Shark is taken aback at the sound of Robert's voice. "So you're... you're... that's interesting. So what do you think of my theory?"
"I was passing out before we found the ship."
"He's right," says Helia. "It has nothing to do with the ship. I think his brain's changing in such a way that his brain's more receptive to the ship than we are."
She starts a conversation on changing the color of the ship. Robert shows her the alternate color scheme -- black with red maltese crosses on the maneuver pods, and window outside wherever there is a window inside. Shark comments that this is probably what they'll be using.
Shark still hasn't gained any understanding of the ship's symbols. He wants consoles that he uses to show the symbol along with the galanglic, to check if he's picking up the script at all. He then turns to Robert and says, "I've been passing out. You haven't been recently, except when you go on a binge. You'll have to tell me the secret."
Robert (who has given up his daily tipple) replies, "You have to go on a binge."
"Really? And that will straighten you out for a period of time?"

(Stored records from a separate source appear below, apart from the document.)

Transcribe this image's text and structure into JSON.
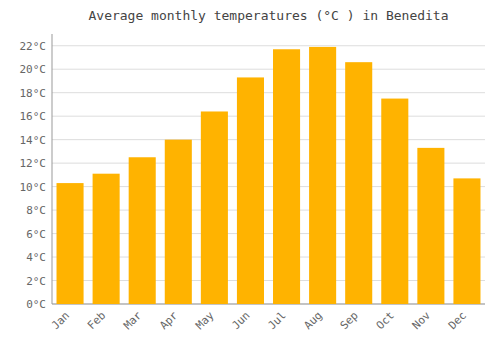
{
  "chart_data": {
    "type": "bar",
    "title": "Average monthly temperatures (°C ) in Benedita",
    "categories": [
      "Jan",
      "Feb",
      "Mar",
      "Apr",
      "May",
      "Jun",
      "Jul",
      "Aug",
      "Sep",
      "Oct",
      "Nov",
      "Dec"
    ],
    "values": [
      10.3,
      11.1,
      12.5,
      14.0,
      16.4,
      19.3,
      21.7,
      21.9,
      20.6,
      17.5,
      13.3,
      10.7
    ],
    "color": "#FFB300",
    "ylim": [
      0,
      23
    ],
    "yticks": [
      {
        "value": 0,
        "label": "0°C"
      },
      {
        "value": 2,
        "label": "2°C"
      },
      {
        "value": 4,
        "label": "4°C"
      },
      {
        "value": 6,
        "label": "6°C"
      },
      {
        "value": 8,
        "label": "8°C"
      },
      {
        "value": 10,
        "label": "10°C"
      },
      {
        "value": 12,
        "label": "12°C"
      },
      {
        "value": 14,
        "label": "14°C"
      },
      {
        "value": 16,
        "label": "16°C"
      },
      {
        "value": 18,
        "label": "18°C"
      },
      {
        "value": 20,
        "label": "20°C"
      },
      {
        "value": 22,
        "label": "22°C"
      }
    ],
    "grid": true
  }
}
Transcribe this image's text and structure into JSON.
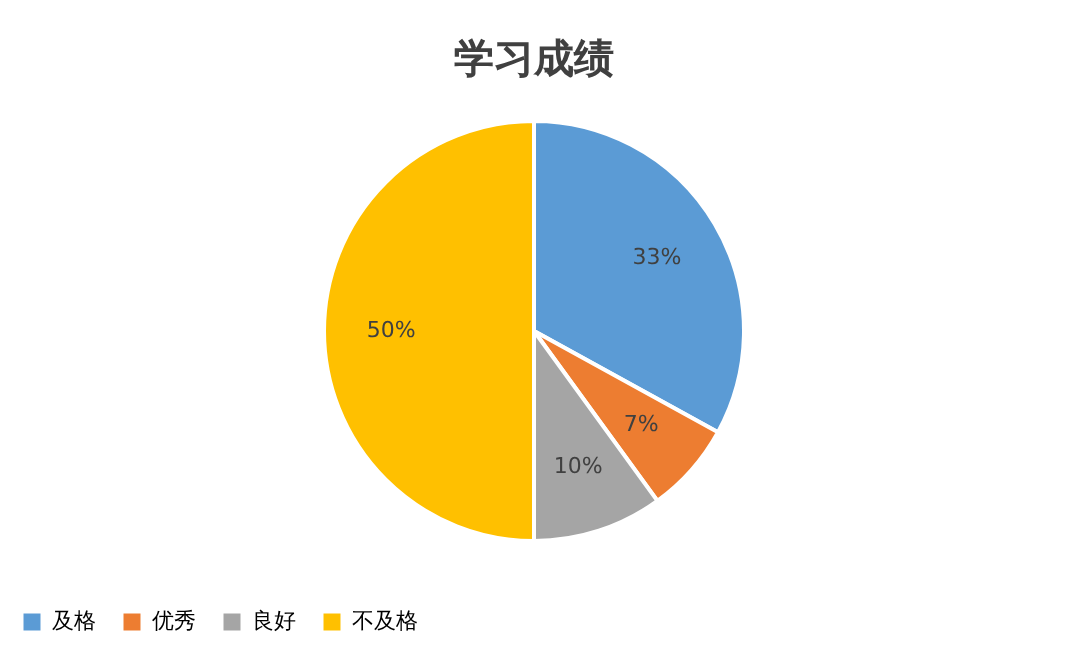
{
  "chart_data": {
    "type": "pie",
    "title": "学习成绩",
    "categories": [
      "及格",
      "优秀",
      "良好",
      "不及格"
    ],
    "values": [
      33,
      7,
      10,
      50
    ],
    "colors": [
      "#5b9bd5",
      "#ed7d31",
      "#a5a5a5",
      "#ffc000"
    ],
    "value_labels": [
      "33%",
      "7%",
      "10%",
      "50%"
    ],
    "legend": "bottom"
  }
}
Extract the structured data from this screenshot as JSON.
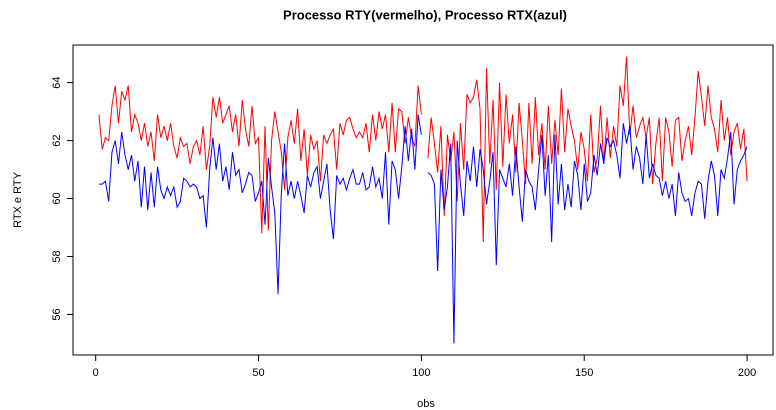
{
  "chart_data": {
    "type": "line",
    "title": "Processo RTY(vermelho), Processo RTX(azul)",
    "x_label": "obs",
    "y_label": "RTX e RTY",
    "x": [
      1,
      2,
      3,
      4,
      5,
      6,
      7,
      8,
      9,
      10,
      11,
      12,
      13,
      14,
      15,
      16,
      17,
      18,
      19,
      20,
      21,
      22,
      23,
      24,
      25,
      26,
      27,
      28,
      29,
      30,
      31,
      32,
      33,
      34,
      35,
      36,
      37,
      38,
      39,
      40,
      41,
      42,
      43,
      44,
      45,
      46,
      47,
      48,
      49,
      50,
      51,
      52,
      53,
      54,
      55,
      56,
      57,
      58,
      59,
      60,
      61,
      62,
      63,
      64,
      65,
      66,
      67,
      68,
      69,
      70,
      71,
      72,
      73,
      74,
      75,
      76,
      77,
      78,
      79,
      80,
      81,
      82,
      83,
      84,
      85,
      86,
      87,
      88,
      89,
      90,
      91,
      92,
      93,
      94,
      95,
      96,
      97,
      98,
      99,
      100,
      101,
      102,
      103,
      104,
      105,
      106,
      107,
      108,
      109,
      110,
      111,
      112,
      113,
      114,
      115,
      116,
      117,
      118,
      119,
      120,
      121,
      122,
      123,
      124,
      125,
      126,
      127,
      128,
      129,
      130,
      131,
      132,
      133,
      134,
      135,
      136,
      137,
      138,
      139,
      140,
      141,
      142,
      143,
      144,
      145,
      146,
      147,
      148,
      149,
      150,
      151,
      152,
      153,
      154,
      155,
      156,
      157,
      158,
      159,
      160,
      161,
      162,
      163,
      164,
      165,
      166,
      167,
      168,
      169,
      170,
      171,
      172,
      173,
      174,
      175,
      176,
      177,
      178,
      179,
      180,
      181,
      182,
      183,
      184,
      185,
      186,
      187,
      188,
      189,
      190,
      191,
      192,
      193,
      194,
      195,
      196,
      197,
      198,
      199,
      200
    ],
    "series": [
      {
        "color": "#ff0000",
        "values": [
          62.9,
          61.7,
          62.1,
          62.0,
          63.2,
          63.9,
          62.6,
          63.7,
          63.4,
          63.9,
          62.3,
          62.9,
          62.6,
          62.0,
          62.6,
          61.8,
          62.3,
          61.3,
          62.9,
          62.1,
          62.5,
          62.0,
          62.6,
          61.8,
          61.4,
          62.1,
          61.8,
          61.9,
          61.2,
          61.8,
          62.0,
          61.5,
          62.5,
          61.0,
          61.8,
          63.5,
          62.8,
          63.5,
          62.6,
          62.9,
          63.2,
          62.3,
          62.9,
          61.8,
          63.4,
          62.4,
          61.8,
          63.2,
          61.9,
          62.1,
          58.8,
          62.5,
          58.9,
          62.0,
          63.0,
          62.3,
          61.6,
          60.3,
          62.1,
          62.7,
          61.9,
          63.1,
          61.3,
          62.4,
          60.8,
          62.2,
          61.7,
          62.0,
          60.6,
          62.2,
          61.9,
          62.2,
          62.4,
          61.0,
          62.6,
          62.2,
          62.7,
          62.8,
          62.4,
          62.1,
          62.3,
          62.1,
          62.6,
          61.6,
          62.9,
          62.0,
          63.0,
          62.4,
          62.9,
          61.6,
          63.3,
          61.6,
          63.1,
          63.0,
          61.9,
          62.8,
          62.1,
          61.8,
          63.9,
          62.9,
          null,
          61.4,
          62.8,
          61.9,
          60.9,
          62.5,
          59.4,
          62.2,
          61.3,
          62.3,
          59.9,
          62.6,
          61.0,
          63.6,
          63.3,
          63.5,
          64.1,
          63.1,
          58.5,
          64.5,
          61.2,
          63.4,
          60.3,
          64.0,
          61.1,
          63.6,
          61.9,
          62.9,
          60.9,
          63.3,
          62.0,
          60.5,
          63.3,
          61.2,
          63.5,
          61.5,
          62.6,
          61.0,
          63.2,
          61.2,
          62.7,
          61.5,
          63.8,
          61.6,
          63.1,
          62.5,
          62.0,
          61.0,
          62.3,
          61.7,
          60.6,
          62.9,
          60.9,
          61.4,
          63.2,
          61.2,
          62.8,
          61.4,
          62.5,
          61.8,
          63.9,
          63.2,
          64.9,
          62.2,
          63.2,
          62.1,
          62.5,
          62.8,
          62.1,
          62.8,
          60.5,
          61.9,
          62.8,
          60.6,
          62.8,
          62.3,
          61.1,
          62.7,
          62.8,
          61.3,
          62.0,
          62.5,
          61.5,
          62.8,
          64.4,
          63.5,
          62.5,
          63.9,
          62.8,
          62.4,
          61.6,
          63.4,
          62.0,
          62.8,
          61.5,
          62.3,
          62.6,
          61.7,
          62.4,
          60.6
        ]
      },
      {
        "color": "#0000ff",
        "values": [
          60.5,
          60.5,
          60.6,
          59.9,
          61.6,
          62.0,
          61.2,
          62.3,
          61.5,
          61.0,
          61.5,
          60.6,
          61.3,
          59.7,
          61.1,
          59.6,
          60.9,
          59.7,
          61.1,
          60.3,
          60.0,
          60.4,
          60.1,
          60.4,
          59.7,
          59.9,
          60.7,
          60.6,
          60.4,
          60.5,
          60.4,
          60.0,
          60.1,
          59.0,
          61.0,
          62.1,
          61.0,
          61.9,
          60.6,
          61.1,
          60.3,
          61.6,
          60.8,
          61.0,
          60.2,
          60.5,
          60.9,
          60.8,
          59.9,
          60.2,
          60.6,
          59.1,
          61.4,
          60.4,
          59.5,
          56.7,
          60.2,
          61.9,
          60.1,
          60.6,
          60.0,
          60.6,
          60.1,
          59.5,
          60.8,
          60.4,
          60.9,
          61.1,
          60.0,
          60.6,
          61.2,
          59.6,
          58.6,
          60.8,
          60.5,
          60.7,
          60.3,
          60.7,
          61.0,
          60.5,
          60.5,
          60.9,
          60.3,
          60.4,
          61.1,
          60.4,
          60.7,
          60.0,
          61.6,
          59.1,
          61.3,
          61.0,
          60.0,
          61.1,
          62.5,
          61.3,
          62.4,
          61.0,
          62.9,
          62.2,
          null,
          60.9,
          60.8,
          60.5,
          57.5,
          61.0,
          59.6,
          60.4,
          61.9,
          55.0,
          62.0,
          60.5,
          59.4,
          61.3,
          60.6,
          61.8,
          60.4,
          61.7,
          61.0,
          59.8,
          60.6,
          61.6,
          57.7,
          61.0,
          60.7,
          60.4,
          61.2,
          60.1,
          61.8,
          60.4,
          59.2,
          61.0,
          60.6,
          60.4,
          59.6,
          61.0,
          62.2,
          60.1,
          61.5,
          58.5,
          62.2,
          59.8,
          61.2,
          59.6,
          60.5,
          59.7,
          61.3,
          60.8,
          59.6,
          61.2,
          59.9,
          60.2,
          61.5,
          60.8,
          61.9,
          61.2,
          62.1,
          61.8,
          62.0,
          61.5,
          60.7,
          62.6,
          61.9,
          62.5,
          61.0,
          61.8,
          61.4,
          60.5,
          62.2,
          60.7,
          61.2,
          60.8,
          60.7,
          60.1,
          60.6,
          60.0,
          60.5,
          59.4,
          60.9,
          60.2,
          59.9,
          60.0,
          59.4,
          60.2,
          60.6,
          60.5,
          59.3,
          60.6,
          61.3,
          60.8,
          59.4,
          61.0,
          60.7,
          61.4,
          62.3,
          59.8,
          61.0,
          61.3,
          61.5,
          61.8
        ]
      }
    ],
    "xlim": [
      -6.96,
      207.96
    ],
    "xticks": [
      0,
      50,
      100,
      150,
      200
    ],
    "ylim": [
      54.6,
      65.3
    ],
    "yticks": [
      56,
      58,
      60,
      62,
      64
    ]
  }
}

Helia asks, "Do you think I should take more?"
"Yes, I think everyone should take more."
"No," interjects the Baron, "Nobody should take any. It could be dangerous. Except I suppose he has to now." He indicates Shark. "I can't predict what the effect would be for anyone. You might end up like him -- passing out all the time, or almost dying." Shark is again his cautionary example.
Shark eats breakfast, exercises, and takes a
constitutional, wearing all his suits in turn. He then puts on
his zack with a cloth safety, and drinks a full shot of klatrin.
He goes down to Sick Bay and informs the doctor what he's done.
Baron Bridgehead is disgusted at someone drinking the noxious stuff again, but delighted to be able to watch as it takes effect.
They talk for a while until Shark passes into the fish oil trance.
Shark has left instructions for Teri to shadow Mich if he leaves the ship at their next stop. Robert, he says, will probably be OK by himself -- he probably fits in with the weirdoes on that planet now. Misha can take care of himself, while the Admiral will not leave the ship in high gravity. Helia will probably want to leave the ship, but probably would be going with a group. Teri asks if she can take the FGMP-15 from the start this time.
Unusually, the Nightshade is not out of
jump. Still, it's within the "normal" range of jumps, so no-one's
Mich has been examining the jump data with Helia. They are getting a better feel for the ship's behavior, but clearly something was a little different this time. Since the ship modulates the jump grid dynamically, this is not unreasonable.